I'm really glad that most of you seem to "get" what I was trying to convey, and that we have ended up with a fairly civil discussion even with a topic as sensitive as this. Just as we aren't obliged to stay loyal to a company when we think their products just don't cut it, they too don't have to stick with us if we don't prove to be the customers that they are looking for.
This just in:
Most businesses will prioritize their business over a small group of people. And appealing to the majority of people is Easiest way to do that
I am on the fence. While the video makes a great and sound argument, I feel that the situation is two-fold; the brands betray us and we betray them.
Take the OnePlus 3 for instance. It is a great phone, I had one and loved it despite its flaws. Unfortunately, I also find it a terribly difficult phone to recommend to (normal) friends and family members for a host of reasons, even with its banging price tag.
But the brands that cater to us depend on that marketing and spreading by word of mouth, but we fail to do so for whatever reason.
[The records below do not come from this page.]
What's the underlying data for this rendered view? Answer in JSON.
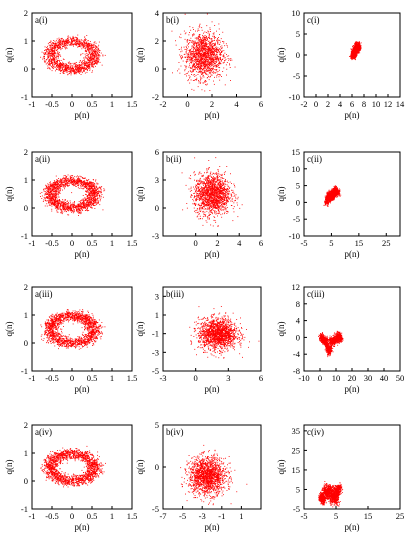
{
  "chart_data": [
    {
      "id": "a1",
      "type": "scatter",
      "panel_label": "a(i)",
      "xlabel": "p(n)",
      "ylabel": "q(n)",
      "xlim": [
        -1,
        1.5
      ],
      "ylim": [
        -1,
        2
      ],
      "xticks": [
        "-1",
        "-0.5",
        "0",
        "0.5",
        "1",
        "1.5"
      ],
      "yticks": [
        "-1",
        "0",
        "1",
        "2"
      ],
      "color": "#ff0000",
      "shape": "ring",
      "center": [
        0.0,
        0.5
      ],
      "radius": [
        0.55,
        0.5
      ],
      "points": 1500
    },
    {
      "id": "b1",
      "type": "scatter",
      "panel_label": "b(i)",
      "xlabel": "p(n)",
      "ylabel": "q(n)",
      "xlim": [
        -2,
        6
      ],
      "ylim": [
        -2,
        4
      ],
      "xticks": [
        "-2",
        "0",
        "2",
        "4",
        "6"
      ],
      "yticks": [
        "-2",
        "0",
        "2",
        "4"
      ],
      "color": "#ff0000",
      "shape": "cloud",
      "center": [
        1.3,
        1.0
      ],
      "radius": [
        1.4,
        1.5
      ],
      "points": 1500
    },
    {
      "id": "c1",
      "type": "scatter",
      "panel_label": "c(i)",
      "xlabel": "p(n)",
      "ylabel": "q(n)",
      "xlim": [
        -2,
        14
      ],
      "ylim": [
        -10,
        10
      ],
      "xticks": [
        "-2",
        "0",
        "2",
        "4",
        "6",
        "8",
        "10",
        "12",
        "14"
      ],
      "yticks": [
        "-10",
        "-5",
        "0",
        "5",
        "10"
      ],
      "color": "#ff0000",
      "shape": "walk",
      "start": [
        6,
        0
      ],
      "spread": [
        3.5,
        5
      ],
      "points": 1500
    },
    {
      "id": "a2",
      "type": "scatter",
      "panel_label": "a(ii)",
      "xlabel": "p(n)",
      "ylabel": "q(n)",
      "xlim": [
        -1,
        1.5
      ],
      "ylim": [
        -1,
        2
      ],
      "xticks": [
        "-1",
        "-0.5",
        "0",
        "0.5",
        "1",
        "1.5"
      ],
      "yticks": [
        "-1",
        "0",
        "1",
        "2"
      ],
      "color": "#ff0000",
      "shape": "ring",
      "center": [
        0.0,
        0.5
      ],
      "radius": [
        0.55,
        0.5
      ],
      "points": 1800
    },
    {
      "id": "b2",
      "type": "scatter",
      "panel_label": "b(ii)",
      "xlabel": "p(n)",
      "ylabel": "q(n)",
      "xlim": [
        -3,
        6
      ],
      "ylim": [
        -3,
        6
      ],
      "xticks": [
        "0",
        "2",
        "4",
        "6"
      ],
      "yticks": [
        "-3",
        "0",
        "3",
        "6"
      ],
      "color": "#ff0000",
      "shape": "cloud",
      "center": [
        1.5,
        1.5
      ],
      "radius": [
        1.5,
        2.0
      ],
      "points": 1600
    },
    {
      "id": "c2",
      "type": "scatter",
      "panel_label": "c(ii)",
      "xlabel": "p(n)",
      "ylabel": "q(n)",
      "xlim": [
        -5,
        30
      ],
      "ylim": [
        -10,
        15
      ],
      "xticks": [
        "-5",
        "5",
        "15",
        "25"
      ],
      "yticks": [
        "-10",
        "-5",
        "0",
        "5",
        "10",
        "15"
      ],
      "color": "#ff0000",
      "shape": "walk",
      "start": [
        3,
        0
      ],
      "spread": [
        12,
        6
      ],
      "points": 1600
    },
    {
      "id": "a3",
      "type": "scatter",
      "panel_label": "a(iii)",
      "xlabel": "p(n)",
      "ylabel": "q(n)",
      "xlim": [
        -1,
        1.5
      ],
      "ylim": [
        -1,
        2
      ],
      "xticks": [
        "-1",
        "-0.5",
        "0",
        "0.5",
        "1",
        "1.5"
      ],
      "yticks": [
        "-1",
        "0",
        "1",
        "2"
      ],
      "color": "#ff0000",
      "shape": "ring",
      "center": [
        0.0,
        0.5
      ],
      "radius": [
        0.55,
        0.5
      ],
      "points": 1800
    },
    {
      "id": "b3",
      "type": "scatter",
      "panel_label": "b(iii)",
      "xlabel": "p(n)",
      "ylabel": "q(n)",
      "xlim": [
        -3,
        6
      ],
      "ylim": [
        -5,
        4
      ],
      "xticks": [
        "-3",
        "0",
        "3",
        "6"
      ],
      "yticks": [
        "-5",
        "-3",
        "-1",
        "1",
        "3"
      ],
      "color": "#ff0000",
      "shape": "cloud",
      "center": [
        2.0,
        -1.0
      ],
      "radius": [
        1.6,
        1.5
      ],
      "points": 1600
    },
    {
      "id": "c3",
      "type": "scatter",
      "panel_label": "c(iii)",
      "xlabel": "p(n)",
      "ylabel": "q(n)",
      "xlim": [
        -10,
        50
      ],
      "ylim": [
        -8,
        12
      ],
      "xticks": [
        "-10",
        "0",
        "10",
        "20",
        "30",
        "40",
        "50"
      ],
      "yticks": [
        "-8",
        "-4",
        "0",
        "4",
        "8",
        "12"
      ],
      "color": "#ff0000",
      "shape": "walk",
      "start": [
        0,
        0
      ],
      "spread": [
        45,
        6
      ],
      "points": 1600
    },
    {
      "id": "a4",
      "type": "scatter",
      "panel_label": "a(iv)",
      "xlabel": "p(n)",
      "ylabel": "q(n)",
      "xlim": [
        -1,
        1.5
      ],
      "ylim": [
        -1,
        2
      ],
      "xticks": [
        "-1",
        "-0.5",
        "0",
        "0.5",
        "1",
        "1.5"
      ],
      "yticks": [
        "-1",
        "0",
        "1",
        "2"
      ],
      "color": "#ff0000",
      "shape": "ring",
      "center": [
        0.0,
        0.5
      ],
      "radius": [
        0.55,
        0.5
      ],
      "points": 1800
    },
    {
      "id": "b4",
      "type": "scatter",
      "panel_label": "b(iv)",
      "xlabel": "p(n)",
      "ylabel": "q(n)",
      "xlim": [
        -7,
        3
      ],
      "ylim": [
        -5,
        5
      ],
      "xticks": [
        "-7",
        "-5",
        "-3",
        "-1",
        "1"
      ],
      "yticks": [
        "-5",
        "0",
        "5"
      ],
      "color": "#ff0000",
      "shape": "cloud",
      "center": [
        -2.5,
        -1.0
      ],
      "radius": [
        1.7,
        2.0
      ],
      "points": 1600
    },
    {
      "id": "c4",
      "type": "scatter",
      "panel_label": "c(iv)",
      "xlabel": "p(n)",
      "ylabel": "q(n)",
      "xlim": [
        -5,
        25
      ],
      "ylim": [
        -5,
        38
      ],
      "xticks": [
        "-5",
        "5",
        "15",
        "25"
      ],
      "yticks": [
        "-5",
        "5",
        "15",
        "25",
        "35"
      ],
      "color": "#ff0000",
      "shape": "walk",
      "start": [
        0,
        0
      ],
      "spread": [
        18,
        32
      ],
      "points": 1600
    }
  ]
}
Also it comes down to what the author mentioned regarding the "next big thing". We know that the pipeline is upwards of 18 months and as low as 10 for a new device from conception to delivery. What percentage of us here have had a device for 18 months lately, I know for sure I haven't. For me the lifespan is ~6 months tops and a lot of others here fall somewhere under that 18 month time frame. The R&D that goes into each of those phones costs a fortune, and enthusiast catering brands simply cannot come out with a totally new device (because who cares about minor bumps /s) every 8-12 months so we jump brands. Most of this applies to OnePlus and other phone brands.
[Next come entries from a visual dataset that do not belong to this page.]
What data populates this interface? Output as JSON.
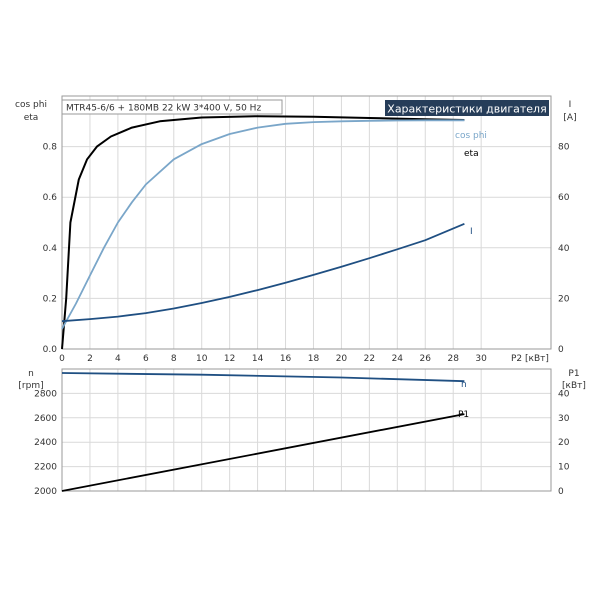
{
  "header": {
    "info": "MTR45-6/6 + 180MB  22 kW  3*400 V, 50 Hz",
    "badge": "Характеристики двигателя"
  },
  "colors": {
    "eta": "#000000",
    "cos_phi": "#7aa6c9",
    "current": "#1f4f82",
    "n": "#1f4f82",
    "p1": "#000000",
    "grid": "#d9d9d9",
    "badge_bg": "#263d59"
  },
  "chart_data": [
    {
      "type": "line",
      "left_axis_label": [
        "cos phi",
        "eta"
      ],
      "right_axis_label": [
        "I",
        "[A]"
      ],
      "xlabel": "P2 [кВт]",
      "xlim": [
        0,
        35
      ],
      "xticks": [
        0,
        2,
        4,
        6,
        8,
        10,
        12,
        14,
        16,
        18,
        20,
        22,
        24,
        26,
        28,
        30
      ],
      "ylim_left": [
        0,
        1.0
      ],
      "yticks_left": [
        0.0,
        0.2,
        0.4,
        0.6,
        0.8
      ],
      "ylim_right": [
        0,
        100
      ],
      "yticks_right": [
        0,
        20,
        40,
        60,
        80
      ],
      "grid": true,
      "series": [
        {
          "name": "eta",
          "axis": "left",
          "x": [
            0,
            0.3,
            0.6,
            1.2,
            1.8,
            2.5,
            3.5,
            5,
            7,
            10,
            14,
            18,
            22,
            26,
            28.8
          ],
          "y": [
            0.0,
            0.2,
            0.5,
            0.67,
            0.75,
            0.8,
            0.84,
            0.875,
            0.9,
            0.915,
            0.92,
            0.918,
            0.913,
            0.908,
            0.905
          ]
        },
        {
          "name": "cos phi",
          "axis": "left",
          "x": [
            0,
            1,
            2,
            3,
            4,
            5,
            6,
            8,
            10,
            12,
            14,
            16,
            18,
            20,
            22,
            24,
            26,
            28.8
          ],
          "y": [
            0.08,
            0.18,
            0.29,
            0.4,
            0.5,
            0.58,
            0.65,
            0.75,
            0.81,
            0.85,
            0.875,
            0.89,
            0.897,
            0.9,
            0.902,
            0.903,
            0.904,
            0.904
          ]
        },
        {
          "name": "I",
          "axis": "right",
          "x": [
            0,
            2,
            4,
            6,
            8,
            10,
            12,
            14,
            16,
            18,
            20,
            22,
            24,
            26,
            28.8
          ],
          "y": [
            11,
            11.8,
            12.8,
            14.2,
            16,
            18.2,
            20.6,
            23.3,
            26.2,
            29.3,
            32.5,
            35.9,
            39.4,
            43,
            49.5
          ]
        }
      ]
    },
    {
      "type": "line",
      "left_axis_label": [
        "n",
        "[rpm]"
      ],
      "right_axis_label": [
        "P1",
        "[кВт]"
      ],
      "xlim": [
        0,
        35
      ],
      "ylim_left": [
        2000,
        3000
      ],
      "yticks_left": [
        2000,
        2200,
        2400,
        2600,
        2800
      ],
      "ylim_right": [
        0,
        50
      ],
      "yticks_right": [
        0,
        10,
        20,
        30,
        40
      ],
      "grid": true,
      "series": [
        {
          "name": "n",
          "axis": "left",
          "x": [
            0,
            10,
            20,
            28.8
          ],
          "y": [
            2967,
            2953,
            2930,
            2900
          ]
        },
        {
          "name": "P1",
          "axis": "right",
          "x": [
            0,
            28.8
          ],
          "y": [
            0,
            31.5
          ]
        }
      ]
    }
  ]
}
When it comes to things like Pebble, lets face it, Pebble was never going to make it. It was a niche device and they could never leave that market. They were too slow to adapt to the massive push towards more fitness oriented wearables and got stuck in a really bad middle ground where buyers were better off buying a last gen Apple Watch or Android Wear device for similar money (again, the enthusiasts abandoning the brand) and have a device that simply did not look like a toy. Cyanogen, I think they would have done well for themselves if they didn't have the moron at the helm of the ship. They burned a lot of bridges and did it to themselves.
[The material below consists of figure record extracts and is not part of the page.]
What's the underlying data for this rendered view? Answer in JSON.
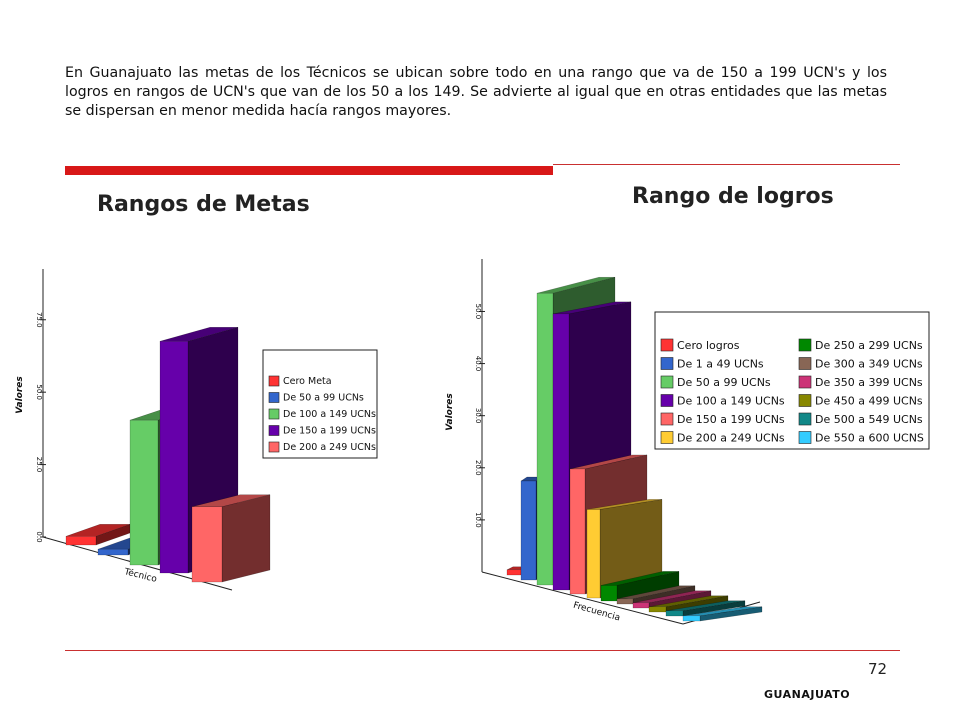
{
  "intro_text": "En Guanajuato las metas de los Técnicos se ubican sobre todo en una rango que va de 150 a 199 UCN's y los logros en rangos  de UCN's que van de los 50 a los 149. Se advierte al igual que en otras entidades que las metas se dispersan en menor medida hacía rangos mayores.",
  "heading_left": "Rangos de Metas",
  "heading_right": "Rango de logros",
  "page_number": "72",
  "footer": "GUANAJUATO",
  "chart_data": [
    {
      "type": "bar",
      "ylabel": "Valores",
      "category_label": "Técnico",
      "ylim": [
        0,
        87
      ],
      "yticks": [
        "0.0",
        "25.0",
        "50.0",
        "75.0"
      ],
      "ytick_values": [
        0,
        25,
        50,
        75
      ],
      "series": [
        {
          "name": "Cero Meta",
          "value": 3,
          "color": "#ff3333"
        },
        {
          "name": "De 50 a 99 UCNs",
          "value": 2,
          "color": "#3366cc"
        },
        {
          "name": "De 100 a 149 UCNs",
          "value": 50,
          "color": "#66cc66"
        },
        {
          "name": "De 150 a 199 UCNs",
          "value": 80,
          "color": "#6600aa"
        },
        {
          "name": "De 200 a 249 UCNs",
          "value": 26,
          "color": "#ff6666"
        }
      ]
    },
    {
      "type": "bar",
      "ylabel": "Valores",
      "category_label": "Frecuencia",
      "ylim": [
        0,
        57
      ],
      "yticks": [
        "10.0",
        "20.0",
        "30.0",
        "40.0",
        "50.0"
      ],
      "ytick_values": [
        10,
        20,
        30,
        40,
        50
      ],
      "series": [
        {
          "name": "Cero logros",
          "value": 1,
          "color": "#ff3333"
        },
        {
          "name": "De 1 a 49 UCNs",
          "value": 19,
          "color": "#3366cc"
        },
        {
          "name": "De 50 a 99 UCNs",
          "value": 56,
          "color": "#66cc66"
        },
        {
          "name": "De 100 a 149 UCNs",
          "value": 53,
          "color": "#6600aa"
        },
        {
          "name": "De 150 a 199 UCNs",
          "value": 24,
          "color": "#ff6666"
        },
        {
          "name": "De 200 a 249 UCNs",
          "value": 17,
          "color": "#ffcc33"
        },
        {
          "name": "De 250 a 299 UCNs",
          "value": 3,
          "color": "#008800"
        },
        {
          "name": "De 300 a 349 UCNs",
          "value": 1,
          "color": "#886655"
        },
        {
          "name": "De 350 a 399 UCNs",
          "value": 1,
          "color": "#cc3377"
        },
        {
          "name": "De 450 a 499 UCNs",
          "value": 1,
          "color": "#888800"
        },
        {
          "name": "De 500 a 549 UCNs",
          "value": 1,
          "color": "#118888"
        },
        {
          "name": "De 550 a 600 UCNS",
          "value": 1,
          "color": "#33ccff"
        }
      ]
    }
  ]
}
So this went on a lot longer than I expected, but yes the Enthusiast brand will betray you, but we betray them just as much.
I know this guy from Oppo. Very cool type. Helped Oppo a lot in Europe. I like his videos and he deserves much more followers on YouTube!
Another thing was that even though Nextbit was bought out, it wasn't integrated into the Razor, and still a very much independent party
He's wrong.
For evidence of this, he needs to look beyond the latest consumer electronics brands.
A successful enthusiast brand does not have to make a binary choice between abandoning their initial customer base and financial failure. There is a clear path to success.
That path? Avoid Greed.
Greed is the reason that each of the enthusiast brands he mentioned have failed. They were not satisfied with the small number of customers they had. In each case, the companies tried to move their products to the mass market, and failed.
They didn't have to do this. They didn't have to bet the entire company on a remote chance of expanding to a larger market. Had they stayed small, many would still be around.
There are a tremendous number of small, enthusiast product manufacturers in the world, making everything from automotive accessories to handbags. Many have been in existence over over a century. They don't try to grow the company at a pace so fast it risks the business. They're satisfied with their steady, but small market.
Pebble and the rest were not satisfied. They wanted all the money. They got greedy. They failed.
TLDR - The lesson isn't that enthusiast brands need to betray their customers or fail. That's not true. The lesson is that greed drives reckless over expansion. Over expansion is one of the easiest ways to kill a business.
I have 3 friends on oneplus 1 who don't know what rooting or custom roms are. So it is only always as simple as that.